There is a reason chocolate was anciently referred to as food fit for the gods. Whether you like it benevolently dark, sweet and sour, studded with nuts, milky, or deliciously oozing from your dessert plate… chocolate is one of the top sensory indulgences the world of dessert could offer.
On 7th February, Nairobi Serena Hotel had the pleasure of hosting Pastry Chef extraordinaire, Chef Minette Smith- The Head of Chocolate Academy from South Africa. Chef Minette was in town to bring knowledge in the preparation of amazing desserts using the Callebaut brand of chocolate- the preferred brand globally in the industrial preparation of chocolate items.
Chef Minette conducted a one-day training session, hosting 50 pastry chefs from the top hotel chains in Nairobi-Kenya. The chefs had an opportunity to learn more about the different types of chocolate, creative techniques of coming up with desserts and pastries that would entice sweet-tooth and chocolate lovers alike. She also enhanced their knowledge of how to differentiate quality chocolate from its inferior underlings. This also included its origin and tempering techniques in creating fine desserts and pralines, bonbons for turndowns treats, and novelty items especially refined ideas for the upcoming Easter holidays.

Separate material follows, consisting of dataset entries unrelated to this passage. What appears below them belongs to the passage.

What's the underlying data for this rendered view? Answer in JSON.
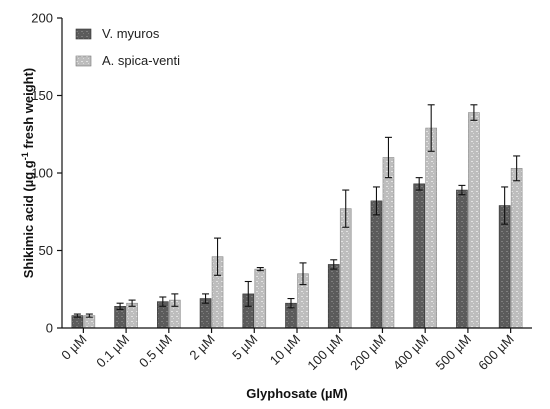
{
  "chart_data": {
    "type": "bar",
    "title": "",
    "xlabel": "Glyphosate (µM)",
    "ylabel_parts": {
      "main": "Shikimic acid (µg g",
      "sup": "-1",
      "tail": " fresh weight)"
    },
    "ylim": [
      0,
      200
    ],
    "yticks": [
      "0",
      "50",
      "100",
      "150",
      "200"
    ],
    "categories": [
      "0 µM",
      "0.1 µM",
      "0.5 µM",
      "2 µM",
      "5 µM",
      "10 µM",
      "100 µM",
      "200 µM",
      "400 µM",
      "500 µM",
      "600 µM"
    ],
    "legend_position": "top-left",
    "series": [
      {
        "name": "V. myuros",
        "color": "#5b5b5b",
        "values": [
          8,
          14,
          17,
          19,
          22,
          16,
          41,
          82,
          93,
          89,
          79
        ],
        "errors": [
          1,
          2,
          3,
          3,
          8,
          3,
          3,
          9,
          4,
          3,
          12
        ]
      },
      {
        "name": "A. spica-venti",
        "color": "#bdbdbd",
        "values": [
          8,
          16,
          18,
          46,
          38,
          35,
          77,
          110,
          129,
          139,
          103
        ],
        "errors": [
          1,
          2,
          4,
          12,
          1,
          7,
          12,
          13,
          15,
          5,
          8
        ]
      }
    ]
  }
}
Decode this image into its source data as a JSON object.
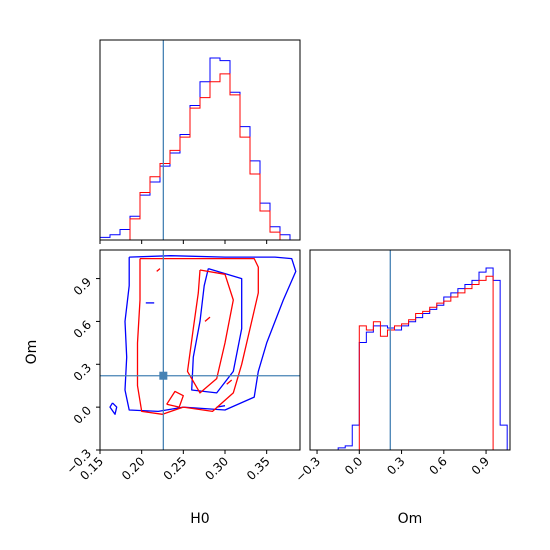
{
  "chart_data": [
    {
      "type": "histogram",
      "panel": "H0 marginal",
      "xlim": [
        0.15,
        0.39
      ],
      "truth": 0.226,
      "bins": [
        0.15,
        0.162,
        0.174,
        0.186,
        0.198,
        0.21,
        0.222,
        0.234,
        0.246,
        0.258,
        0.27,
        0.282,
        0.294,
        0.306,
        0.318,
        0.33,
        0.342,
        0.354,
        0.366,
        0.378,
        0.39
      ],
      "series": [
        {
          "color": "#0000ff",
          "values": [
            1,
            2,
            4,
            9,
            17,
            22,
            28,
            33,
            40,
            51,
            60,
            69,
            68,
            56,
            43,
            30,
            14,
            5,
            2,
            0
          ]
        },
        {
          "color": "#ff0000",
          "values": [
            0,
            0,
            0,
            8,
            18,
            24,
            29,
            34,
            39,
            50,
            54,
            60,
            63,
            55,
            39,
            25,
            11,
            3,
            0,
            0
          ]
        }
      ],
      "xticks": [
        "0.15",
        "0.20",
        "0.25",
        "0.30",
        "0.35"
      ]
    },
    {
      "type": "contour",
      "panel": "H0 vs Om",
      "xlabel": "H0",
      "ylabel": "Om",
      "xlim": [
        0.15,
        0.39
      ],
      "ylim": [
        -0.3,
        1.1
      ],
      "truth": [
        0.226,
        0.22
      ],
      "xticks": [
        "0.15",
        "0.20",
        "0.25",
        "0.30",
        "0.35"
      ],
      "yticks": [
        "−0.3",
        "0.0",
        "0.3",
        "0.6",
        "0.9"
      ],
      "series": [
        {
          "color": "#0000ff",
          "contours": [
            [
              [
                0.185,
                1.05
              ],
              [
                0.235,
                1.06
              ],
              [
                0.3,
                1.05
              ],
              [
                0.36,
                1.05
              ],
              [
                0.38,
                1.04
              ],
              [
                0.385,
                0.95
              ],
              [
                0.37,
                0.75
              ],
              [
                0.35,
                0.45
              ],
              [
                0.34,
                0.25
              ],
              [
                0.335,
                0.07
              ],
              [
                0.3,
                -0.02
              ],
              [
                0.25,
                0.0
              ],
              [
                0.22,
                -0.03
              ],
              [
                0.185,
                -0.02
              ],
              [
                0.18,
                0.12
              ],
              [
                0.182,
                0.35
              ],
              [
                0.18,
                0.6
              ],
              [
                0.185,
                0.85
              ],
              [
                0.185,
                1.05
              ]
            ],
            [
              [
                0.28,
                0.97
              ],
              [
                0.32,
                0.9
              ],
              [
                0.32,
                0.55
              ],
              [
                0.31,
                0.25
              ],
              [
                0.29,
                0.1
              ],
              [
                0.26,
                0.12
              ],
              [
                0.262,
                0.35
              ],
              [
                0.27,
                0.6
              ],
              [
                0.275,
                0.85
              ],
              [
                0.28,
                0.97
              ]
            ],
            [
              [
                0.165,
                0.03
              ],
              [
                0.17,
                0.0
              ],
              [
                0.168,
                -0.05
              ],
              [
                0.162,
                0.0
              ],
              [
                0.165,
                0.03
              ]
            ],
            [
              [
                0.205,
                0.73
              ],
              [
                0.215,
                0.73
              ]
            ],
            [
              [
                0.29,
                0.0
              ],
              [
                0.3,
                0.01
              ]
            ]
          ]
        },
        {
          "color": "#ff0000",
          "contours": [
            [
              [
                0.198,
                1.04
              ],
              [
                0.25,
                1.04
              ],
              [
                0.3,
                1.04
              ],
              [
                0.335,
                1.04
              ],
              [
                0.34,
                0.98
              ],
              [
                0.34,
                0.8
              ],
              [
                0.33,
                0.55
              ],
              [
                0.32,
                0.3
              ],
              [
                0.31,
                0.1
              ],
              [
                0.285,
                -0.03
              ],
              [
                0.25,
                0.0
              ],
              [
                0.225,
                -0.05
              ],
              [
                0.2,
                -0.03
              ],
              [
                0.195,
                0.15
              ],
              [
                0.195,
                0.45
              ],
              [
                0.198,
                0.75
              ],
              [
                0.198,
                1.04
              ]
            ],
            [
              [
                0.27,
                0.96
              ],
              [
                0.3,
                0.93
              ],
              [
                0.31,
                0.75
              ],
              [
                0.3,
                0.45
              ],
              [
                0.29,
                0.2
              ],
              [
                0.27,
                0.1
              ],
              [
                0.255,
                0.25
              ],
              [
                0.262,
                0.55
              ],
              [
                0.268,
                0.8
              ],
              [
                0.27,
                0.96
              ]
            ],
            [
              [
                0.23,
                0.02
              ],
              [
                0.245,
                0.0
              ],
              [
                0.25,
                0.08
              ],
              [
                0.24,
                0.11
              ],
              [
                0.23,
                0.02
              ]
            ],
            [
              [
                0.276,
                0.6
              ],
              [
                0.282,
                0.63
              ]
            ],
            [
              [
                0.302,
                0.16
              ],
              [
                0.308,
                0.19
              ]
            ],
            [
              [
                0.218,
                0.95
              ],
              [
                0.222,
                0.97
              ]
            ]
          ]
        }
      ]
    },
    {
      "type": "histogram",
      "panel": "Om marginal",
      "xlim": [
        -0.35,
        1.07
      ],
      "truth": 0.22,
      "bins": [
        -0.35,
        -0.3,
        -0.25,
        -0.2,
        -0.15,
        -0.1,
        -0.05,
        0.0,
        0.05,
        0.1,
        0.15,
        0.2,
        0.25,
        0.3,
        0.35,
        0.4,
        0.45,
        0.5,
        0.55,
        0.6,
        0.65,
        0.7,
        0.75,
        0.8,
        0.85,
        0.9,
        0.95,
        1.0,
        1.05
      ],
      "series": [
        {
          "color": "#0000ff",
          "values": [
            0,
            0,
            0,
            0,
            1,
            2,
            12,
            52,
            57,
            60,
            60,
            59,
            58,
            60,
            62,
            64,
            66,
            68,
            70,
            74,
            76,
            78,
            80,
            82,
            86,
            88,
            82,
            12
          ]
        },
        {
          "color": "#ff0000",
          "values": [
            0,
            0,
            0,
            0,
            0,
            0,
            0,
            60,
            58,
            62,
            55,
            58,
            60,
            61,
            63,
            66,
            67,
            69,
            71,
            72,
            74,
            76,
            78,
            80,
            82,
            84,
            0,
            0
          ]
        }
      ],
      "xlabel": "Om",
      "xticks": [
        "−0.3",
        "0.0",
        "0.3",
        "0.6",
        "0.9"
      ]
    }
  ],
  "labels": {
    "h0": "H0",
    "om_y": "Om",
    "om_x": "Om"
  },
  "colors": {
    "truth": "#4682b4",
    "blue": "#0000ff",
    "red": "#ff0000"
  }
}
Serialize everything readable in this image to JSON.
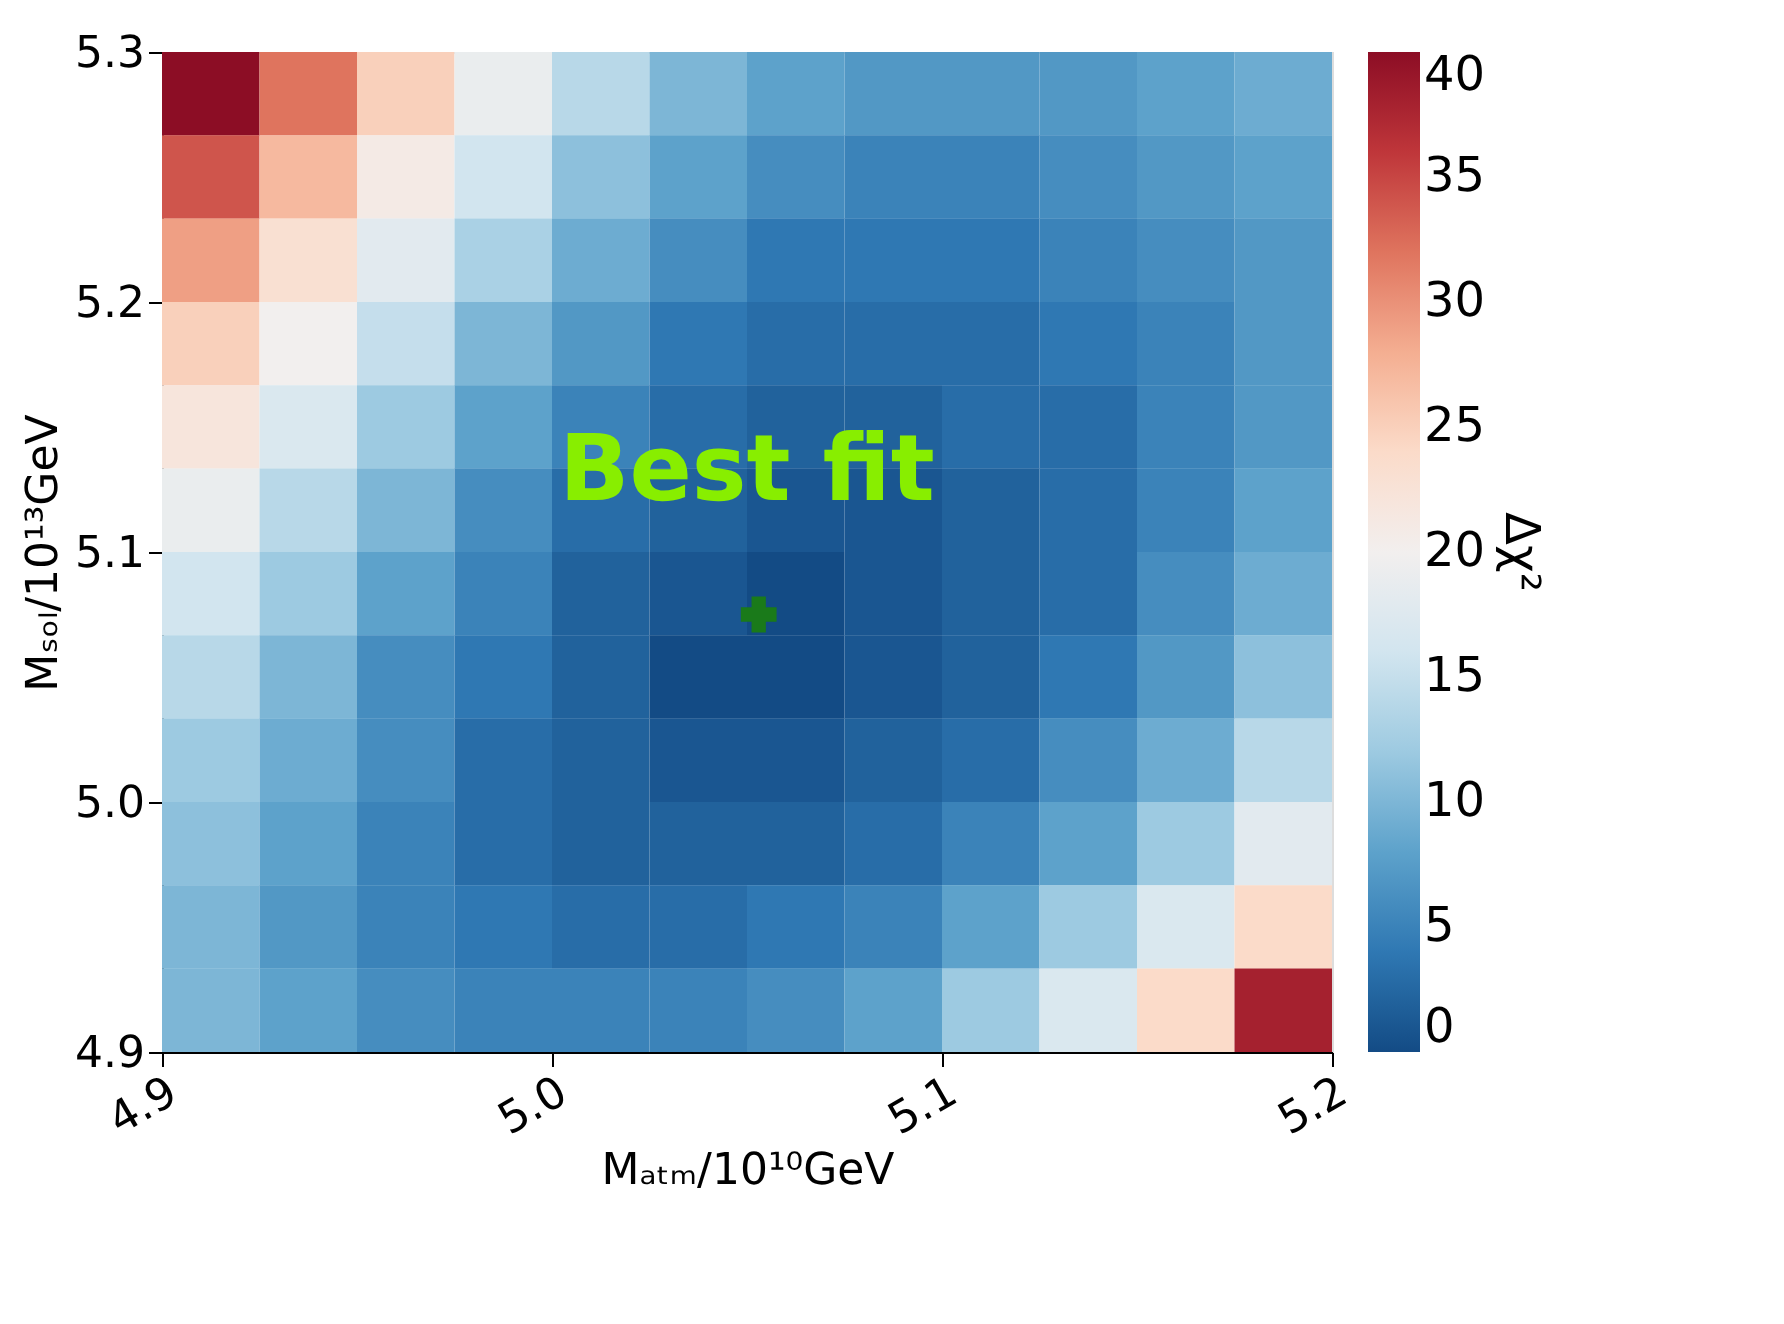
{
  "chart_data": {
    "type": "heatmap",
    "xlabel": "Mₐₜₘ/10¹⁰GeV",
    "ylabel": "Mₛₒₗ/10¹³GeV",
    "clabel": "Δχ²",
    "x": [
      4.9125,
      4.9375,
      4.9625,
      4.9875,
      5.0125,
      5.0375,
      5.0625,
      5.0875,
      5.1125,
      5.1375,
      5.1625,
      5.1875
    ],
    "y": [
      5.2833,
      5.25,
      5.2167,
      5.1833,
      5.15,
      5.1167,
      5.0833,
      5.05,
      5.0167,
      4.9833,
      4.95,
      4.9167
    ],
    "cells": [
      [
        40,
        32,
        25,
        19,
        14,
        10,
        8,
        7,
        7,
        7,
        8,
        9
      ],
      [
        34,
        27,
        21,
        16,
        11,
        8,
        6,
        5,
        5,
        6,
        7,
        8
      ],
      [
        29,
        23,
        18,
        13,
        9,
        6,
        4,
        4,
        4,
        5,
        6,
        7
      ],
      [
        25,
        20,
        15,
        10,
        7,
        4,
        3,
        3,
        3,
        4,
        5,
        7
      ],
      [
        22,
        17,
        12,
        8,
        5,
        3,
        2,
        2,
        3,
        3,
        5,
        7
      ],
      [
        19,
        14,
        10,
        6,
        3,
        2,
        1,
        1,
        2,
        3,
        5,
        8
      ],
      [
        16,
        12,
        8,
        5,
        2,
        1,
        0,
        1,
        2,
        3,
        6,
        9
      ],
      [
        14,
        10,
        6,
        4,
        2,
        0,
        0,
        1,
        2,
        4,
        7,
        11
      ],
      [
        12,
        9,
        6,
        3,
        2,
        1,
        1,
        2,
        3,
        6,
        9,
        14
      ],
      [
        11,
        8,
        5,
        3,
        2,
        2,
        2,
        3,
        5,
        8,
        12,
        18
      ],
      [
        10,
        7,
        5,
        4,
        3,
        3,
        4,
        5,
        8,
        12,
        17,
        24
      ],
      [
        10,
        8,
        6,
        5,
        5,
        5,
        6,
        8,
        12,
        17,
        24,
        38
      ]
    ],
    "xlim": [
      4.9,
      5.2
    ],
    "ylim": [
      4.9,
      5.3
    ],
    "xticks": [
      4.9,
      {
        "value": 5.0,
        "label": "5.0"
      },
      5.1,
      5.2
    ],
    "yticks": [
      4.9,
      {
        "value": 5.0,
        "label": "5.0"
      },
      5.1,
      5.2,
      5.3
    ],
    "clim": [
      0,
      40
    ],
    "cticks": [
      0,
      5,
      10,
      15,
      20,
      25,
      30,
      35,
      40
    ],
    "series": [
      {
        "type": "scatter",
        "x": [
          5.053
        ],
        "values": [
          5.075
        ],
        "color": "#1a7a1a",
        "marker": "cross"
      }
    ],
    "annotations": [
      "Best fit"
    ],
    "grid": false
  }
}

Tempering chocolate means pre-crystallizing the cocoa (the raw material in chocolate) to achieve the smooth texture, luster, and a ‘snap’ when you break off a piece and of course, the taste that distinguishes tempered chocolate from raw chocolate. Minette also emphasized the need to have chocolate hand-tempered, an old-school technique not commonly in practice compared to the most commonly used technique which is a machine often machine-tempered.
Chef Minette now works for Callebaut Chocolate Academy in South Africa, the only chocolate academy of its kind in Africa part of the 25 academies in different countries across the world. The academies have been set up to empower pastry chefs’ craft in the art of chocolate making.
“Every time I handle chocolate; I learn different techniques of manipulating chocolate. I am always in the quest of learning and extending my knowledge in the academy,” says, Chef Minette Smith.
The Academy hopes to drive innovation as consumption patterns shift towards premium chocolate, more unique designs, colors, and flavors. Headquartered in Zurich Switzerland, Callebaut produces an average of 2.2 million tons of cocoa and chocolate.
Callebaut deals with couverture chocolate which is has a crisp texture and glossy finish. When you break a bar of couverture chocolate it has a snap compared to the compound chocolate which is pliable and makes no sound while breaking. In terms of quality, the two are different even from a taste and price point perspective, couverture chocolate being more expensive because of its ingredient composition i.e. pure cocoa butter. Additionally, it is also considered to be healthier as it known to maintain cholesterol levels in the body and improve heart health.
Couverture is used for quality desserts and cakes, especially in the coating, dipping, and decorating. It is exclusive and made in Belgium from the best raw cocoa material grown in Ivory Coast and Ghana.
Chef Minette left the chefs including the Nairobi Serena Hotel with so much knowledge enough for them to curate new dessert menu for the past Valentine’s Day diners and also look forward to having diners enjoy some Easter treats.